In a randomized, cross-over trial including 11 Asian men (mean age 24.5 years; mean body mass index, 21.9 kg/m2; mean HbA1c, 5.1 percent) who followed both a 1-day low GI and 1-day high GI diet, outcomes including 24-hour glycaemic response and variability and substrate oxidation were more favourable during the low GI diet. [Nutr J 2017;16:43]
Based on data generated from continuous blood glucose monitoring, the low GI diet particularly resulted in lower 24-hour glucose incremental area under the curve (iAUC; 860vs 1,329 mmol/L.min; p=0.014) with lower postprandial glucose iAUC after breakfast (p<0.001), lunch (p=0.009), snack (p=0.012) and dinner (p=0.003). The mean amplitude of glycaemic excursion over 24 hours was also lower during the low vs high GI diet (1.44 vs 2.33 mmol/L; p < 0.001).
At the same time, the low GI diet yielded a smaller decrease in 10-hour fat oxidation (as evaluated using whole body calorimeter; −0.033 vs −0.050 g/min; p<0.001), especially after breakfast (p<0.001) and lunch (p<0.001).
Taken together, the reduced glucose response and higher fat oxidation rate in response to low GI meals imply that the reduced fat deposition during a low GI diet is driven by increased fat oxidation, researchers explained.

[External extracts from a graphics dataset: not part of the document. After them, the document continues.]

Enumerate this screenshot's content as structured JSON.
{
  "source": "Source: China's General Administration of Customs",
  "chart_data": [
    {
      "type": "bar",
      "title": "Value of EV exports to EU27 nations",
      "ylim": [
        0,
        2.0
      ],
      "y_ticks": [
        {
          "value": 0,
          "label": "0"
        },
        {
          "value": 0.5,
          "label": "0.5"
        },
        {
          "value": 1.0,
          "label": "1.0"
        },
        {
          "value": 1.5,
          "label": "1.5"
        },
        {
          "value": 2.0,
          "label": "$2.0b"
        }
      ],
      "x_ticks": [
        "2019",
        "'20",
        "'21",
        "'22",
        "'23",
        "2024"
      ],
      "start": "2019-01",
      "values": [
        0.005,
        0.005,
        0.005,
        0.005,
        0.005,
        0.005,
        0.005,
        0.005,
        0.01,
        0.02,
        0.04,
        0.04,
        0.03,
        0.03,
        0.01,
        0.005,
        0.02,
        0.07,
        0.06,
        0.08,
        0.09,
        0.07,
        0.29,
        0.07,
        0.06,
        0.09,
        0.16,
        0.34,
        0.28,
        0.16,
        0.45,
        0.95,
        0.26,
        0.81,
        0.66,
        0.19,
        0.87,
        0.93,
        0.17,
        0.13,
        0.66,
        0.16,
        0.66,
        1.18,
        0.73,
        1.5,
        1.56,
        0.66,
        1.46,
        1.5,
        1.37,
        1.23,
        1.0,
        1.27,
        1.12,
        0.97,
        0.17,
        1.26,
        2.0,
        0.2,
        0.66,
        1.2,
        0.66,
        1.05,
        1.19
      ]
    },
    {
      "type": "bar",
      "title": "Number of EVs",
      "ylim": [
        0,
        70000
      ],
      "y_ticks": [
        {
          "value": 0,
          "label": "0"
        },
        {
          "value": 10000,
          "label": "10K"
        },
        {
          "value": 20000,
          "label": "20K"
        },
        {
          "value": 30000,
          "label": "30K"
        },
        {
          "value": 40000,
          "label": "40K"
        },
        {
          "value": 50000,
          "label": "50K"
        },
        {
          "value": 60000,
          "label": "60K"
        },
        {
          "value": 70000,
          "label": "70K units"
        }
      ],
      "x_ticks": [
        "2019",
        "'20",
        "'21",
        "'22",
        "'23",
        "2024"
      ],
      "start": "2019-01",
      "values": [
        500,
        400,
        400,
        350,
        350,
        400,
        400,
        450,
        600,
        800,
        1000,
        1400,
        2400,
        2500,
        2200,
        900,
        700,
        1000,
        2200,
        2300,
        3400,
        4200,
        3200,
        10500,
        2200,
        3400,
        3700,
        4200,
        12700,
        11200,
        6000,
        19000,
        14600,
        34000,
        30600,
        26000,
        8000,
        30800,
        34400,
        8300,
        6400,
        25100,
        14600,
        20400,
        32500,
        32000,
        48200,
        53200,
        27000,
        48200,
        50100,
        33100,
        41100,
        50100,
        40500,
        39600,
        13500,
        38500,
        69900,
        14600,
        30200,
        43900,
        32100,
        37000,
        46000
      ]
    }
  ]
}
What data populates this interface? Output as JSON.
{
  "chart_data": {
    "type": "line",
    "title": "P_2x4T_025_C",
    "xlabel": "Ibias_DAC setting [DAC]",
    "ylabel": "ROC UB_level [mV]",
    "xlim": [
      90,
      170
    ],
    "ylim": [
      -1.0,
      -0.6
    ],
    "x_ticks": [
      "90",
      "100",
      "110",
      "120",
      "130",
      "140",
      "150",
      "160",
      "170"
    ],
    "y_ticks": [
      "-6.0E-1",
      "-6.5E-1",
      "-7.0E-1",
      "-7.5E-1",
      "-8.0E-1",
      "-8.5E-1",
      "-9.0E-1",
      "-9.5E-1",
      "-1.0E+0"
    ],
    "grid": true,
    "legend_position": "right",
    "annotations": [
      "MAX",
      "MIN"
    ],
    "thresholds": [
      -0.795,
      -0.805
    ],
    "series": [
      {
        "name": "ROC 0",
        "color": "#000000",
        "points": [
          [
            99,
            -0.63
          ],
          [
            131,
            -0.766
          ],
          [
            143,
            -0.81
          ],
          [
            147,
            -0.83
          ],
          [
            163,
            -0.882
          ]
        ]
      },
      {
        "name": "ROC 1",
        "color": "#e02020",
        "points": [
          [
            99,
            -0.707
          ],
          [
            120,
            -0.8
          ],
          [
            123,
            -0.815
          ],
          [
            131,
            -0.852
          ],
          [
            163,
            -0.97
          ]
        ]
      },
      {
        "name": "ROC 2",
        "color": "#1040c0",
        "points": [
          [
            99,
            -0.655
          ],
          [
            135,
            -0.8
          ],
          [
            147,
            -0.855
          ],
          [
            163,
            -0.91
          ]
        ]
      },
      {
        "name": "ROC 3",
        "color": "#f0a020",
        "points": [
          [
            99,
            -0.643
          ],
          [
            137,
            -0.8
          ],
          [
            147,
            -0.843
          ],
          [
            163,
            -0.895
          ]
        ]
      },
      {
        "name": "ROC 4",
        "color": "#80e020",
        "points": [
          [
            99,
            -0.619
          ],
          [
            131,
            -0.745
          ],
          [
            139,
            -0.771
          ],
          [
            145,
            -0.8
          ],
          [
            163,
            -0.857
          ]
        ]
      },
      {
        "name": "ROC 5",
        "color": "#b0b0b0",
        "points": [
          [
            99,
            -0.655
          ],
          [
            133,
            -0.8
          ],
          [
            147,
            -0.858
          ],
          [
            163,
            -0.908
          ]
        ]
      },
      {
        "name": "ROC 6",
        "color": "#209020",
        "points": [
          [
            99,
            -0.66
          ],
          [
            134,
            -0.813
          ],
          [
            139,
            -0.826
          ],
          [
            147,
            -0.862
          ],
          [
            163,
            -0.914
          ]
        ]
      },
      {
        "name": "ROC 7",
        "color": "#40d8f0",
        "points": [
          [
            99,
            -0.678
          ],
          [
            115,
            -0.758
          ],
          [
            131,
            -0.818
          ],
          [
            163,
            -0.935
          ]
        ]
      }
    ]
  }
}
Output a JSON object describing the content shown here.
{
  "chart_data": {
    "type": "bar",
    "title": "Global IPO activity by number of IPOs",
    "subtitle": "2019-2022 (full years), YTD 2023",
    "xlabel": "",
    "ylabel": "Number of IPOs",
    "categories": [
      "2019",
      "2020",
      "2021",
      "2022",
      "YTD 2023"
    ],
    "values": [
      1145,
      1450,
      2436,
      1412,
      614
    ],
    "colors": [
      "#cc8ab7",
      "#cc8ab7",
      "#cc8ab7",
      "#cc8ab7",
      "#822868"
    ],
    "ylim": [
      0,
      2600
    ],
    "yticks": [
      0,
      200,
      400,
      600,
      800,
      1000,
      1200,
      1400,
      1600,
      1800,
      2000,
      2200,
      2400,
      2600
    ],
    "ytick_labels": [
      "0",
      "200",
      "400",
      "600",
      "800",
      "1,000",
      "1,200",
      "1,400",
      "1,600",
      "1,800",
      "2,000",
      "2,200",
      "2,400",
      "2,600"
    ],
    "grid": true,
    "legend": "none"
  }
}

“Notably, over 10 hours, low GI meals resulted in an increased oxidation of 4.7 g of fat, which translate to around 42 kcals burned from fat, which could accumulate to around 300 kcals per week. It must be noted that the increased energy expenditure is lower when decreased carbohydrate oxidation is taken into account,” they added.
“Even in a sedentary state, a low GI diet based on locally available foods, not only lowers blood glucose but also enhances fat oxidation and may play a key role in weight regulation and maintenance,” given that it may take only an excess of 7.5 kcal per day to explain the current epidemic of obesity, as has been demonstrated in a previous study, researchers pointed out. [Lancet 2011;378:826–837]
Among the locally consumed foods selected to construct the low GI test meals were low-fat milk and lemon puff biscuits for breakfast; thin rice vermicelli, teriyaki chicken and fresh spinach for lunch; kaya butter toast and Milo for snack; and parboiled basmati rice, chicken stock, fresh spinach and teriyaki chicken for dinner. These meals matched the daily energy requirements (based on the measured basal metabolic rate) of the study participants.
“Our observations provide public health support for the encouragement of healthier nutrition choices by consuming low GI foods,” researchers said. This is especially important since the Asian phenotype has been shown to be more susceptible to diabetes compared with Caucasians. [Diabet Med 2010;27:1205–1208; Adv Food Nutr Res 2015;75:97–154]
“Additionally in Asia, people predominantly live on a high glycaemic, high carbohydrate diet and are thus susceptible to weight gain and obesity similar to observations from animal studies,” they noted.
Further research is needed to elucidate the link between blood glucose levels and fat oxidation in order to determine how insulin and other hormones may play a role in tissue accretion and substrate oxidation, researchers added.